About the relationship between warp and tensor_core

hello, nv’s experts.
I have some question about A100’s tensor in this document: <nvidia-ampere-architecture-whitepaper.pdf>, as following:

Each of the A100 Tensor Cores can execute 256 FP16 FMA operations
per clock, allowing it to compute the results for an 8x4x8 mixed-precision matrix multiplication
per clock. Each SM in the A100 GPU includes four of the new redesigned Tensor Cores and
therefore each SM in A100 delivers 1024 FP16 FMA operations per clock (or 2048 individual
FP16 floating point operations per clock)

it says each SM of A100 have 4 tensor_core.
each SM of A100 have 64 cuda_core, so, its warp should be 2. So, I’m very confused, why the tensor_core is 4?
the “mma” is organized by warp-level if we want to program with cuda-C。
So,why 4 tensor_core can match 2 warp in each SM of A100

tensor core is a functional unit, just like cuda cores are a functional unit. There isn’t any particular connection between the two, just like there is no particular connection between load/store unit and special function unit.

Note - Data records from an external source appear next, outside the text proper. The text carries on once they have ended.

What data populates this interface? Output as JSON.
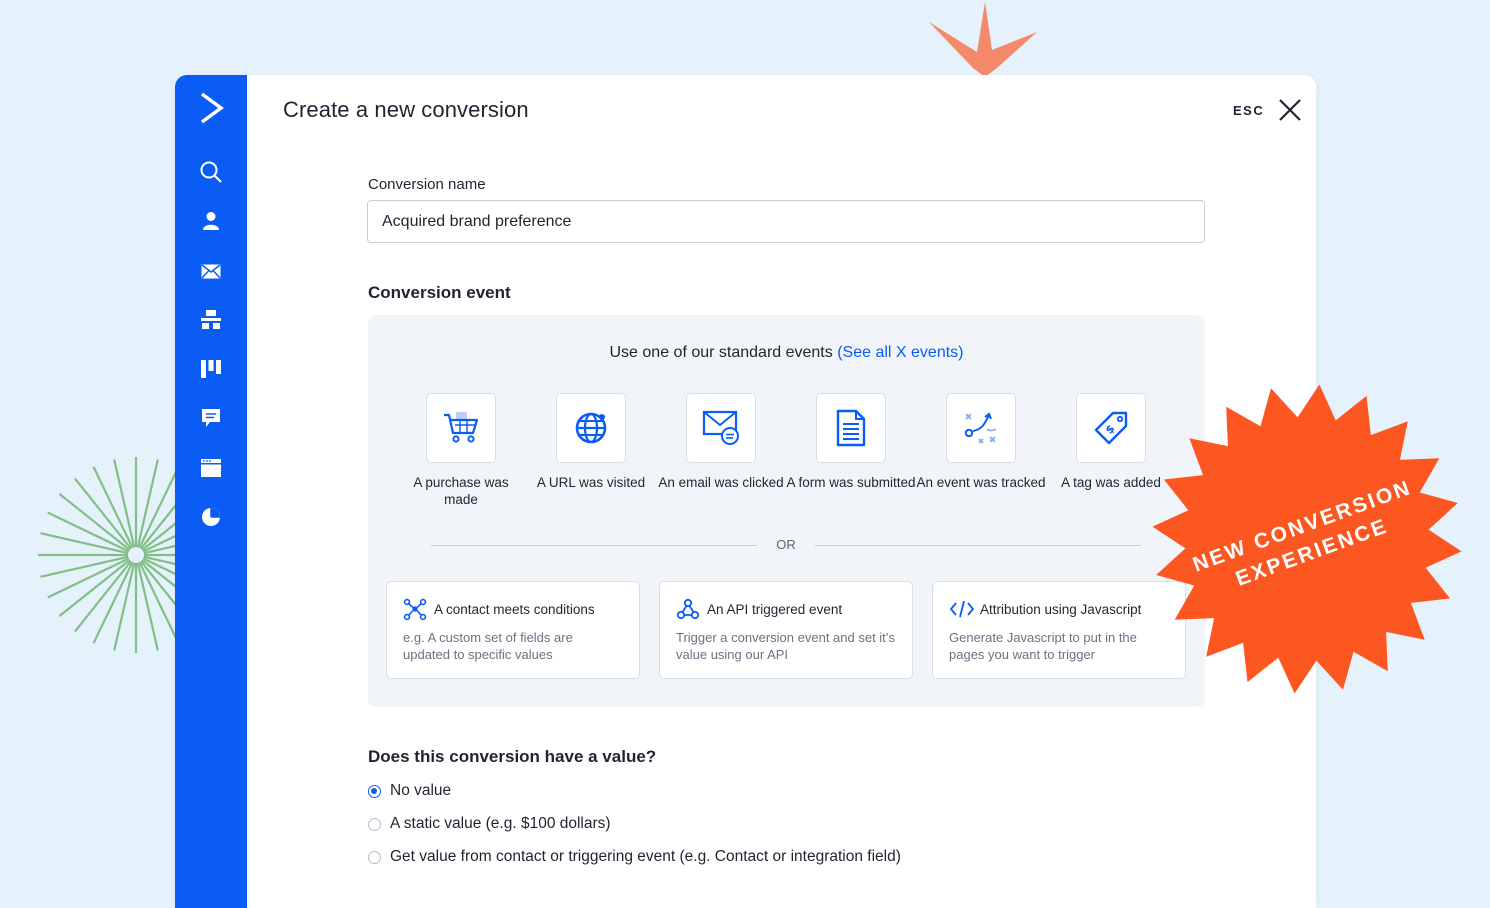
{
  "modal": {
    "title": "Create a new conversion",
    "esc_label": "ESC"
  },
  "sidebar": {
    "items": [
      {
        "icon": "logo-chevron-icon"
      },
      {
        "icon": "search-icon"
      },
      {
        "icon": "contacts-icon"
      },
      {
        "icon": "email-icon"
      },
      {
        "icon": "automations-icon"
      },
      {
        "icon": "deals-pipeline-icon"
      },
      {
        "icon": "conversations-icon"
      },
      {
        "icon": "website-icon"
      },
      {
        "icon": "reports-icon"
      }
    ]
  },
  "conversion_name": {
    "label": "Conversion name",
    "value": "Acquired brand preference"
  },
  "conversion_event": {
    "title": "Conversion event",
    "heading": "Use one of our standard events",
    "see_all_link": "(See all X events)",
    "standard_events": [
      {
        "label": "A purchase was made",
        "icon": "shopping-cart-icon"
      },
      {
        "label": "A URL was visited",
        "icon": "globe-icon"
      },
      {
        "label": "An email was clicked",
        "icon": "email-click-icon"
      },
      {
        "label": "A form was submitted",
        "icon": "form-icon"
      },
      {
        "label": "An event was tracked",
        "icon": "event-tracking-icon"
      },
      {
        "label": "A tag was added",
        "icon": "tag-icon"
      }
    ],
    "or_label": "OR",
    "custom_options": [
      {
        "title": "A contact meets conditions",
        "description": "e.g. A custom set of fields are updated to specific values",
        "icon": "network-icon"
      },
      {
        "title": "An API triggered event",
        "description": "Trigger a conversion event and set it’s value using our API",
        "icon": "webhook-icon"
      },
      {
        "title": "Attribution using Javascript",
        "description": "Generate Javascript to put in the pages you want to trigger",
        "icon": "code-icon"
      }
    ]
  },
  "value_question": {
    "title": "Does this conversion have a value?",
    "options": [
      {
        "label": "No value",
        "selected": true
      },
      {
        "label": "A static value (e.g. $100 dollars)",
        "selected": false
      },
      {
        "label": "Get value from contact or triggering event (e.g. Contact or integration field)",
        "selected": false
      }
    ]
  },
  "badge": {
    "line1": "NEW CONVERSION",
    "line2": "EXPERIENCE"
  },
  "colors": {
    "brand_blue": "#0b5cf5",
    "badge_orange": "#fc5621",
    "burst_salmon": "#f58a6a",
    "burst_green": "#82bf86",
    "page_background": "#e5f2fb"
  }
}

The number of warps is not connected to the number of functional units of any particular type. So an A100 SM can have many warps in flight, or selectable.

Finally, whereas you need 32 cuda cores to support a single instruction of the type FADD, FMUL, or FFMA warp-wide, you only need a single TC unit to support a tensor core instruction warp-wide.

1 Like

thank you

hello, Robert
I think there is still some question in my heart.
there are just 2 warps on each SM, how cuda can issue 4 tensor_core instruction in parallel?
for further detail:

  1. each SM just have 64 cuda_cores(2 warps), so, it can only prepare 2 sets data for tensor_core in parallel, is it right?
  2. I think 4 tensor_cores need at least 4 sets data, if they want to work in parallel. is it right?
    I don’t know how to explain above
    Would you like to teach me? how the 4 TC can work in parallel?

Each GA100 SM has 4 sub-partitions. Each sub-partition has a warp scheduler, register file, 16 lanes of fma pipe (CUDA cores), 16 lanes of alu pipe, 16 warp ids, …

A warp is an entity consisting of state including registers, program counter, active mask, and per lane thread state. Warps are schedule and dispatched to pipelined execution units such as the fma pipe (CUDA cores), alu, sfu/xu, imma/hmma (tensor cores), fp64, adu, lsu, etc.

Execution pipes are not all 32 lanes wide. For example the fma pipe (CUDA cores) is 16 lanes wide so a warp is dispatched over 2 cycles.

The warp scheduler can select a different warp each cycle in order to hide dependent latency and pipeline issue latency.

Hello, Greg:

thanks for your help.

For example the fma pipe (CUDA cores) is 16 lanes wide so a warp is dispatched over 2 cycles

usually, we think 1 cuda_core can execute 1 fma per cycle. I think it is conflict with what you said.
how to understand what you said?

typically, if e.g a FMUL, FADD, or FFMA instruction is issued warp-wide, then we need 32 such calculations to satisfy the needs of the warp. Since each “cuda core” can support 1 fma per cycle, then to handle the needs of the warp for a single FFMA instruction, we would need 32 of these. If there are 32 available in a particular SMSP, then the instruction could be scheduled using all 32 of those in a single clock cycle. If the SMSP does not have 32, but has instead, 16, then it will require 2 clock cycles, using those 16 “cuda cores”, over 2 cycles, to meet the needs of that FFMA instruction, warp-wide.